Ich will ein Bild von dir.
Und deine Stimme.
Und dein Herz.
Und deine Seele.

Das sind unsere Worte. Ich schreibe sie dir, wie ein Versprechen, bis wir beide es verstehen. Ich weiß noch nicht ob das Ganze gut geht. Oft fühlt es sich schrecklich an, weil du nicht hier bist. Aber so kann ich wenigstens sagen, dass ich es versucht habe. Das ich nichts unversucht ließ. Auch wenn ich bereits an ein Ende denke und mir eine widerliche Routine im Nacken sitzt. Vielleicht sollte ich mir die Gegenwart genauer ansehen. Dort bleiben, ehe meine Gedanken etwas zerstören, dass nicht einmal eine Chance bekommen hat.

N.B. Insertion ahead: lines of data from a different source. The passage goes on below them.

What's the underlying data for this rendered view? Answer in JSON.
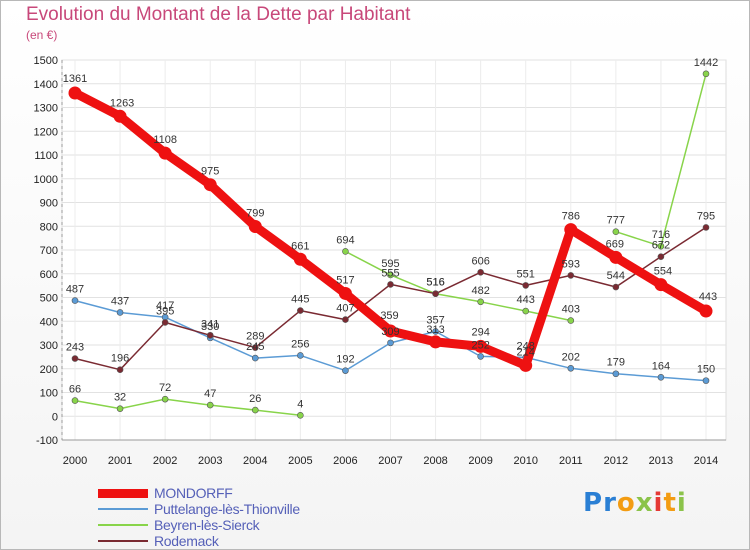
{
  "chart_data": {
    "type": "line",
    "title": "Evolution du Montant de la Dette par Habitant",
    "subtitle": "(en €)",
    "x": [
      "2000",
      "2001",
      "2002",
      "2003",
      "2004",
      "2005",
      "2006",
      "2007",
      "2008",
      "2009",
      "2010",
      "2011",
      "2012",
      "2013",
      "2014"
    ],
    "ylim": [
      -100,
      1500
    ],
    "yticks": [
      "-100",
      "0",
      "100",
      "200",
      "300",
      "400",
      "500",
      "600",
      "700",
      "800",
      "900",
      "1000",
      "1100",
      "1200",
      "1300",
      "1400",
      "1500"
    ],
    "grid": true,
    "legend_position": "bottom-left",
    "series": [
      {
        "name": "MONDORFF",
        "color": "#ee1111",
        "values": [
          1361,
          1263,
          1108,
          975,
          799,
          661,
          517,
          359,
          313,
          294,
          214,
          786,
          669,
          554,
          443
        ],
        "labels": [
          "1361",
          "1263",
          "1108",
          "975",
          "799",
          "661",
          "517",
          "359",
          "313",
          "294",
          "214",
          "786",
          "669",
          "554",
          "443"
        ]
      },
      {
        "name": "Puttelange-lès-Thionville",
        "color": "#5b9bd5",
        "values": [
          487,
          437,
          417,
          330,
          245,
          256,
          192,
          309,
          357,
          252,
          248,
          202,
          179,
          164,
          150
        ],
        "labels": [
          "487",
          "437",
          "417",
          "330",
          "245",
          "256",
          "192",
          "309",
          "357",
          "252",
          "248",
          "202",
          "179",
          "164",
          "150"
        ]
      },
      {
        "name": "Beyren-lès-Sierck",
        "color": "#88d44a",
        "segments": [
          [
            0,
            5
          ],
          [
            6,
            11
          ],
          [
            12,
            14
          ]
        ],
        "values": [
          66,
          32,
          72,
          47,
          26,
          4,
          694,
          595,
          516,
          482,
          443,
          403,
          777,
          716,
          1442
        ],
        "labels": [
          "66",
          "32",
          "72",
          "47",
          "26",
          "4",
          "694",
          "595",
          "516",
          "482",
          "443",
          "403",
          "777",
          "716",
          "1442"
        ]
      },
      {
        "name": "Rodemack",
        "color": "#7a2a32",
        "values": [
          243,
          196,
          395,
          341,
          289,
          445,
          407,
          555,
          516,
          606,
          551,
          593,
          544,
          672,
          795
        ],
        "labels": [
          "243",
          "196",
          "395",
          "341",
          "289",
          "445",
          "407",
          "555",
          "516",
          "606",
          "551",
          "593",
          "544",
          "672",
          "795"
        ]
      }
    ]
  },
  "brand": {
    "logo": [
      "P",
      "r",
      "o",
      "x",
      "i",
      "t",
      "i"
    ],
    "logo_colors": [
      "#2a7fd4",
      "#2a7fd4",
      "#f39c12",
      "#8bc34a",
      "#e53935",
      "#f39c12",
      "#8bc34a"
    ]
  }
}
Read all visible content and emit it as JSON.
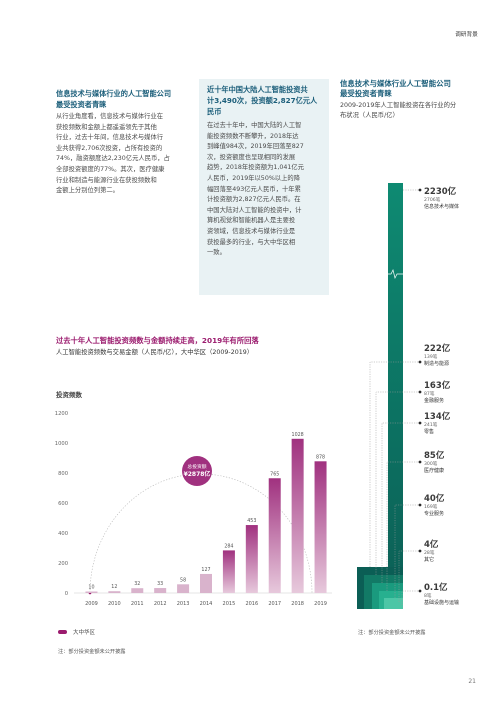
{
  "header": {
    "section_tag": "调研背景"
  },
  "left_block": {
    "title_line1": "信息技术与媒体行业的人工智能公司",
    "title_line2": "最受投资者青睐",
    "body_lines": [
      "从行业角度看，信息技术与媒体行业在",
      "获投频数和金额上都遥遥领先于其他",
      "行业，过去十年间，信息技术与媒体行",
      "业共获得2,706次投资，占所有投资的",
      "74%，融资额度达2,230亿元人民币，占",
      "全部投资额度的77%。其次，医疗健康",
      "行业和制造与能源行业在获投频数和",
      "金额上分别位列第二。"
    ]
  },
  "callout": {
    "title_line1": "近十年中国大陆人工智能投资共",
    "title_line2": "计3,490次，投资额2,827亿元人",
    "title_line3": "民币",
    "body_lines": [
      "在过去十年中，中国大陆的人工智",
      "能投资频数不断攀升，2018年达",
      "到峰值984次，2019年回落至827",
      "次，投资额度也呈现相同的发展",
      "趋势，2018年投资额为1,041亿元",
      "人民币，2019年以50%以上的降",
      "幅回落至493亿元人民币，十年累",
      "计投资额为2,827亿元人民币。在",
      "中国大陆对人工智能的投资中，计",
      "算机视觉和智能机器人是主要投",
      "资领域，信息技术与媒体行业是",
      "获投最多的行业，与大中华区相",
      "一致。"
    ]
  },
  "chart_section": {
    "title": "过去十年人工智能投资频数与金额持续走高，2019年有所回落",
    "subtitle": "人工智能投资频数与交易金额（人民币/亿），大中华区（2009-2019）",
    "legend_label": "大中华区",
    "note": "注：部分投资金额未公开披露"
  },
  "right_section": {
    "title_line1": "信息技术与媒体行业人工智能公司",
    "title_line2": "最受投资者青睐",
    "subtitle_line1": "2009-2019年人工智能投资在各行业的分",
    "subtitle_line2": "布状况（人民币/亿）",
    "note": "注：部分投资金额未公开披露"
  },
  "industries": [
    {
      "value": "2230亿",
      "count": "2706笔",
      "name": "信息技术与媒体"
    },
    {
      "value": "222亿",
      "count": "139笔",
      "name": "制造与能源"
    },
    {
      "value": "163亿",
      "count": "87笔",
      "name": "金融服务"
    },
    {
      "value": "134亿",
      "count": "241笔",
      "name": "零售"
    },
    {
      "value": "85亿",
      "count": "300笔",
      "name": "医疗健康"
    },
    {
      "value": "40亿",
      "count": "169笔",
      "name": "专业服务"
    },
    {
      "value": "4亿",
      "count": "28笔",
      "name": "其它"
    },
    {
      "value": "0.1亿",
      "count": "8笔",
      "name": "基础设施与运输"
    }
  ],
  "chart_data": {
    "type": "bar",
    "ylabel": "投资频数",
    "categories": [
      "2009",
      "2010",
      "2011",
      "2012",
      "2013",
      "2014",
      "2015",
      "2016",
      "2017",
      "2018",
      "2019"
    ],
    "series": [
      {
        "name": "大中华区",
        "values": [
          10,
          12,
          32,
          33,
          58,
          127,
          284,
          453,
          765,
          1028,
          878
        ]
      }
    ],
    "ylim": [
      0,
      1200
    ],
    "yticks": [
      0,
      200,
      400,
      600,
      800,
      1000,
      1200
    ],
    "annotation": {
      "label": "总投资额",
      "value": "¥2878亿"
    },
    "colors": {
      "bar": "#a0317f",
      "bar_light": "#d9b3cc",
      "legend": "#9b1b6e"
    }
  },
  "page": {
    "number": "21"
  }
}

Ich mag deine vulgäre Weise im Ausdruck wenn du dich gegen etwas auflehnst. Ich mag es, wie du denkst, dass du dich nicht immer von Gefühlen leiten lässt. Ich mag, wie stark du bist und dich gegen die Scheiße auflehnst, die dir passiert ist und es nun selbst in die Hand nimmst. Ich mag , dass du dich nicht durch mich verbiegen lässt. Ich mag, wie du mir einen Teil der Welt zurück gibst, die ich verstoßen habe. Du hilfst und bist mein schwächster Punkt. Und genau davor hatte ich mich gewarnt und die Ängste sind begründet, wenn du so etwas brechbares wie mein Herz zu sehen bekommst und die Kraft hast, es mit nur einem Atemzug zu zerstören. Manchmal nur ein Gedanke, den du nicht so weit gedacht hast, manchmal nur ein Wort, das du durch Unwissenheit anwendest. Es ist meistens nicht fair und du weißt es nicht, weil ich gut bin, Dinge zu verschweigen, die wichtig gewesen wären. Aber wie ein ganzes Leben, einen ganzen Menschen in der kürze der Zeit vollständig kennen? Das schafft man nicht einmal in einem Leben. Ich mag deinen Haarschnitt.

Meistens ist es doch meine Schuld, wenn ich mich quäle, wenn ich dir nicht sage, was ich will, wie kannst du es dann wissen? Daran wachsen wir beide. Ich lerne, damit umzugehen und den Mund aufzumachen, egal wie lächerlich es ist. Und du gewinnst weitere Erkenntnisse. Wir sehen uns mitten in die Augen und das ist besser, als hinauf oder hinab zu blicken.